Linda Tintle and Bandit
Linda and Bandit. Photo courtesy of Dr. Linda Tintle
It was 1970. I was 15. We had moved to a new home in a rural area, just a few towns over from the suburban neighborhood where I had spent a mostly idyllic childhood, but our new address may as well have been in an alternate universe. My Great Dane, Bandit, had attacked a new friend from my new high school. As we two girls approached my front door in single file with me in the lead, he bashed out the screen door, ran for me, spotted her, sprang through the air knocking her flat on her back on the ground and biting ferociously into her neck. It happened in a few instants and changed everything.
He was scheduled for euthanasia after 10 days of post-bite quarantine in our house. Bandy was my best friend in a world that was wildly out of my control. I had spent 10 days lying with my head on his chest, stroking him, murmuring through tears how much I loved him, how much I would miss him, and sobbing how terribly sorry I was for all of this.
I never doubted that euthanasia was the best choice. He had bitten me once before this episode but that had been when I had thrown my arm between him and another dog in a dogfight. I still bear the scars on my forearm from that over 50 years later. The wide-eyed look of horror on his face the moment he realized he had my arm between his jaws is one I will never forget.
He was a high strung, unpredictable, unneutered 120-lb male and I didn't have the knowledge or skills back then to properly manage his issues and give him the secure boundaries and training he would have needed. Hell, I didn't have the boundaries or discipline to manage myself in that chaotic dysfunction of the 1970s Meyer household.

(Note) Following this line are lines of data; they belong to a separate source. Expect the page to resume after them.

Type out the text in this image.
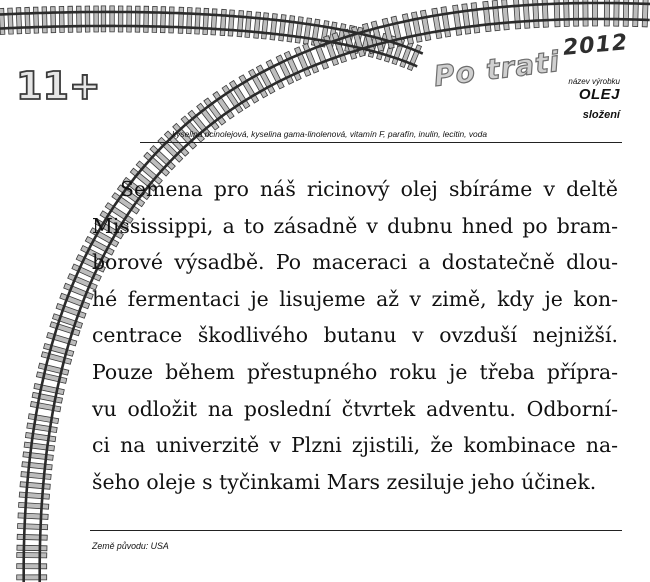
11+	Po trati 2012
název výrobku
OLEJ
složení
kyselina ricinolejová, kyselina gama-linolenová, vitamín F, parafín, inulin, lecitin, voda
Semena pro náš ricinový olej sbíráme v deltě
Mississippi, a to zásadně v dubnu hned po bram-
borové výsadbě. Po maceraci a dostatečně dlou-
hé fermentaci je lisujeme až v zimě, kdy je kon-
centrace škodlivého butanu v ovzduší nejnižší.
Pouze během přestupného roku je třeba přípra-
vu odložit na poslední čtvrtek adventu. Odborní-
ci na univerzitě v Plzni zjistili, že kombinace na-
šeho oleje s tyčinkami Mars zesiluje jeho účinek.
Země původu: USA
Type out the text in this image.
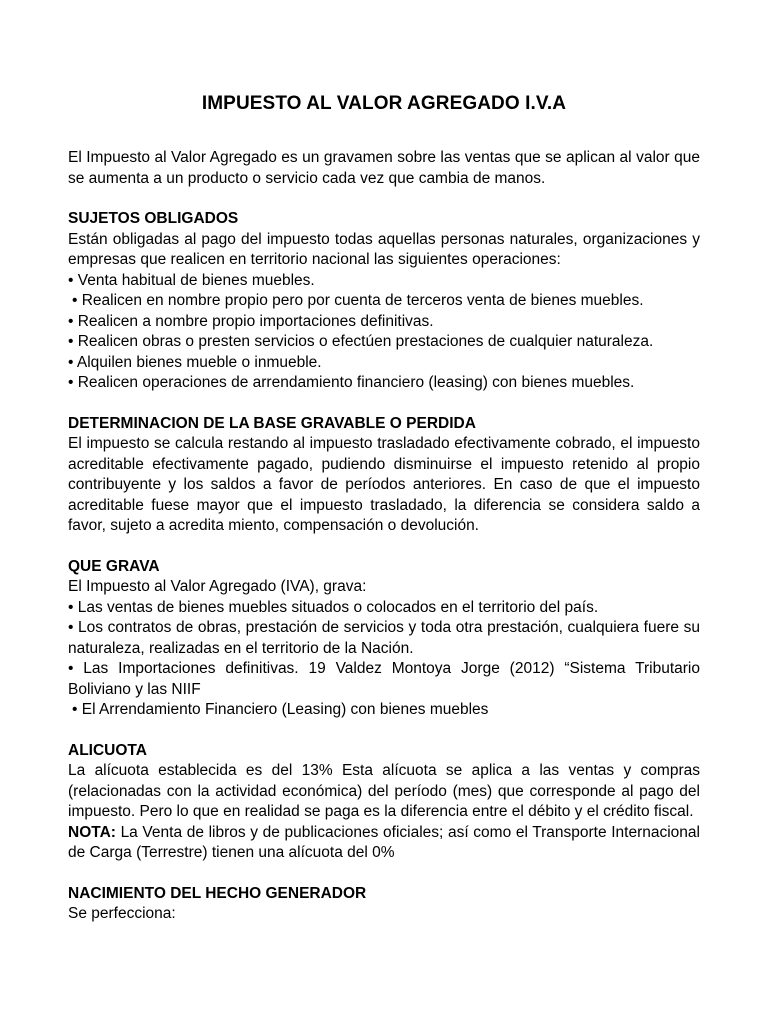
IMPUESTO AL VALOR AGREGADO I.V.A

El Impuesto al Valor Agregado es un gravamen sobre las ventas que se aplican al valor que se aumenta a un producto o servicio cada vez que cambia de manos.

SUJETOS OBLIGADOS

Están obligadas al pago del impuesto todas aquellas personas naturales, organizaciones y empresas que realicen en territorio nacional las siguientes operaciones:

• Venta habitual de bienes muebles.
• Realicen en nombre propio pero por cuenta de terceros venta de bienes muebles.
• Realicen a nombre propio importaciones definitivas.
• Realicen obras o presten servicios o efectúen prestaciones de cualquier naturaleza.
• Alquilen bienes mueble o inmueble.
• Realicen operaciones de arrendamiento financiero (leasing) con bienes muebles.

DETERMINACION DE LA BASE GRAVABLE O PERDIDA

El impuesto se calcula restando al impuesto trasladado efectivamente cobrado, el impuesto acreditable efectivamente pagado, pudiendo disminuirse el impuesto retenido al propio contribuyente y los saldos a favor de períodos anteriores. En caso de que el impuesto acreditable fuese mayor que el impuesto trasladado, la diferencia se considera saldo a favor, sujeto a acredita miento, compensación o devolución.

QUE GRAVA

El Impuesto al Valor Agregado (IVA), grava:

• Las ventas de bienes muebles situados o colocados en el territorio del país.
• Los contratos de obras, prestación de servicios y toda otra prestación, cualquiera fuere su naturaleza, realizadas en el territorio de la Nación.
• Las Importaciones definitivas. 19 Valdez Montoya Jorge (2012) “Sistema Tributario Boliviano y las NIIF
• El Arrendamiento Financiero (Leasing) con bienes muebles

ALICUOTA

La alícuota establecida es del 13% Esta alícuota se aplica a las ventas y compras (relacionadas con la actividad económica) del período (mes) que corresponde al pago del impuesto. Pero lo que en realidad se paga es la diferencia entre el débito y el crédito fiscal.

NOTA: La Venta de libros y de publicaciones oficiales; así como el Transporte Internacional de Carga (Terrestre) tienen una alícuota del 0%

NACIMIENTO DEL HECHO GENERADOR

Se perfecciona:
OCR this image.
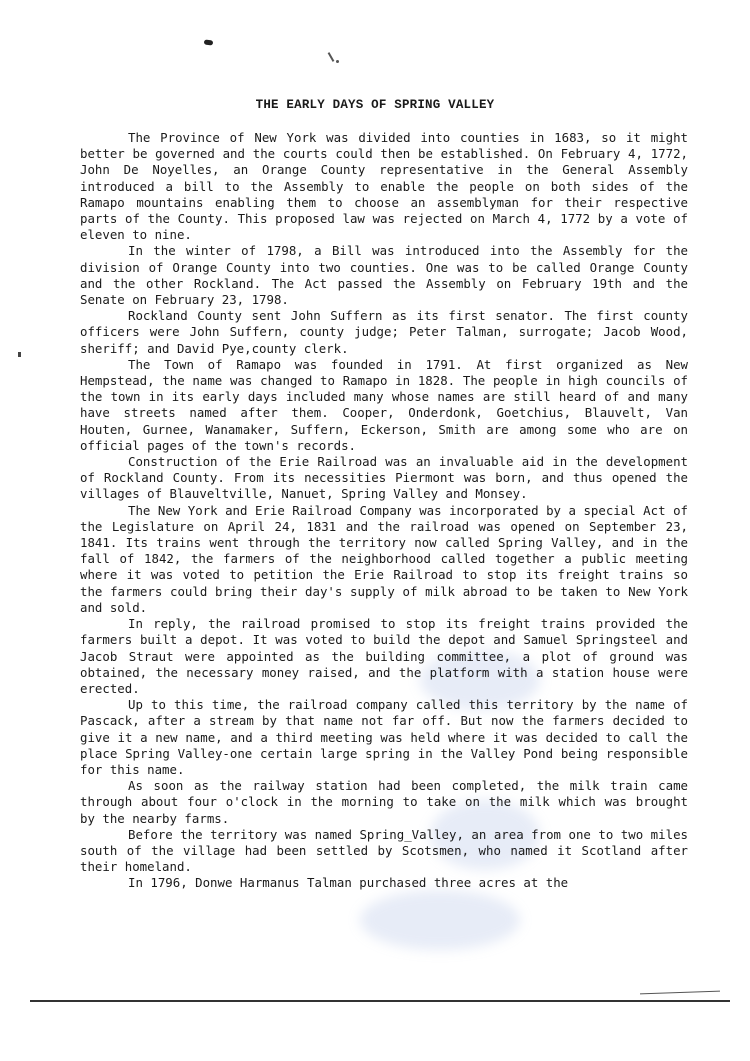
THE EARLY DAYS OF SPRING VALLEY

The Province of New York was divided into counties in 1683, so it might better be governed and the courts could then be established. On February 4, 1772, John De Noyelles, an Orange County representative in the General Assembly introduced a bill to the Assembly to enable the people on both sides of the Ramapo mountains enabling them to choose an assemblyman for their respective parts of the County. This proposed law was rejected on March 4, 1772 by a vote of eleven to nine.

In the winter of 1798, a Bill was introduced into the Assembly for the division of Orange County into two counties. One was to be called Orange County and the other Rockland. The Act passed the Assembly on February 19th and the Senate on February 23, 1798.

Rockland County sent John Suffern as its first senator. The first county officers were John Suffern, county judge; Peter Talman, surrogate; Jacob Wood, sheriff; and David Pye,county clerk.

The Town of Ramapo was founded in 1791. At first organized as New Hempstead, the name was changed to Ramapo in 1828. The people in high councils of the town in its early days included many whose names are still heard of and many have streets named after them. Cooper, Onderdonk, Goetchius, Blauvelt, Van Houten, Gurnee, Wanamaker, Suffern, Eckerson, Smith are among some who are on official pages of the town's records.

Construction of the Erie Railroad was an invaluable aid in the development of Rockland County. From its necessities Piermont was born, and thus opened the villages of Blauveltville, Nanuet, Spring Valley and Monsey.

The New York and Erie Railroad Company was incorporated by a special Act of the Legislature on April 24, 1831 and the railroad was opened on September 23, 1841. Its trains went through the territory now called Spring Valley, and in the fall of 1842, the farmers of the neighborhood called together a public meeting where it was voted to petition the Erie Railroad to stop its freight trains so the farmers could bring their day's supply of milk abroad to be taken to New York and sold.

In reply, the railroad promised to stop its freight trains provided the farmers built a depot. It was voted to build the depot and Samuel Springsteel and Jacob Straut were appointed as the building committee, a plot of ground was obtained, the necessary money raised, and the platform with a station house were erected.

Up to this time, the railroad company called this territory by the name of Pascack, after a stream by that name not far off. But now the farmers decided to give it a new name, and a third meeting was held where it was decided to call the place Spring Valley-one certain large spring in the Valley Pond being responsible for this name.

As soon as the railway station had been completed, the milk train came through about four o'clock in the morning to take on the milk which was brought by the nearby farms.

Before the territory was named Spring_Valley, an area from one to two miles south of the village had been settled by Scotsmen, who named it Scotland after their homeland.

In 1796, Donwe Harmanus Talman purchased three acres at the
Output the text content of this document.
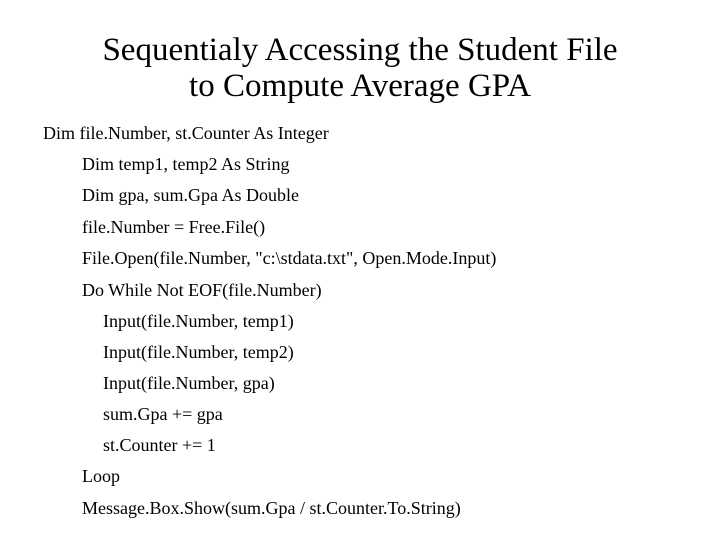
Sequentialy Accessing the Student File
to Compute Average GPA
Dim file.Number, st.Counter As Integer
Dim temp1, temp2 As String
Dim gpa, sum.Gpa As Double
file.Number = Free.File()
File.Open(file.Number, "c:\stdata.txt", Open.Mode.Input)
Do While Not EOF(file.Number)
Input(file.Number, temp1)
Input(file.Number, temp2)
Input(file.Number, gpa)
sum.Gpa += gpa
st.Counter += 1
Loop
Message.Box.Show(sum.Gpa / st.Counter.To.String)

My friend's very wealthy father stated that if the dog was put down, he wouldn't sue us since my friend had been terrified but her wounds were minor. But even without that threat, I couldn't live with the idea that he might more seriously injure another person, and I did not have other options. I did not have the ability to keep him or anyone safe.
I was a freshman in high school. I did not get on the bus that morning, the only day that I missed that school year. My mother drove me to Dr. Meincke's office near our old home. I had grown up in the shadow of the veterinary hospital that had bordered our old neighborhood. He had helped me get my Girl Scout badge in animal first aid and restraint. I trusted and admired him. The man never turned away a neighborhood child with an injured bird or squirrel and he shaped how I saw veterinarians and the profession.
We did it on the cement porch outside the hospital entry. He had me squat next to Bandy, hold out the dog's big leg and hold off the vein. I can still vividly recall the bloom of red blood back into the syringe as he checked to see that he was in the vein. He injected the thick solution and time slowed. I gradually felt Bandit slump toward the ground. Time returned to normal speed as I heard my mother wailing and crying hysterically behind Dr. Meincke. As I curled down to cradle Bandit's loose dying body, Dr. Meincke gently lifted me and told me to go comfort my mother, that she needed me more than Bandit did.
I raged internally, a capped off volcano. Mentally screaming in pain at a cruel god, at my mother who should have been there to comfort me instead of vice versa, at everything. Mom drove me to school from there. I approached the principal's office to explain my tardiness. The secretary irritably asked me to explain why I was so late. “I just killed my f*cking dog,” my teenage fury spewed in her face before I blindly ran to my next class.
I thought of all this today as I euthanized a dog with end-stage cancer. As the blood bloomed back into the syringe, I helped him pass over the rainbow bridge as his human wept. Merry meet, merry part, and merry meet again.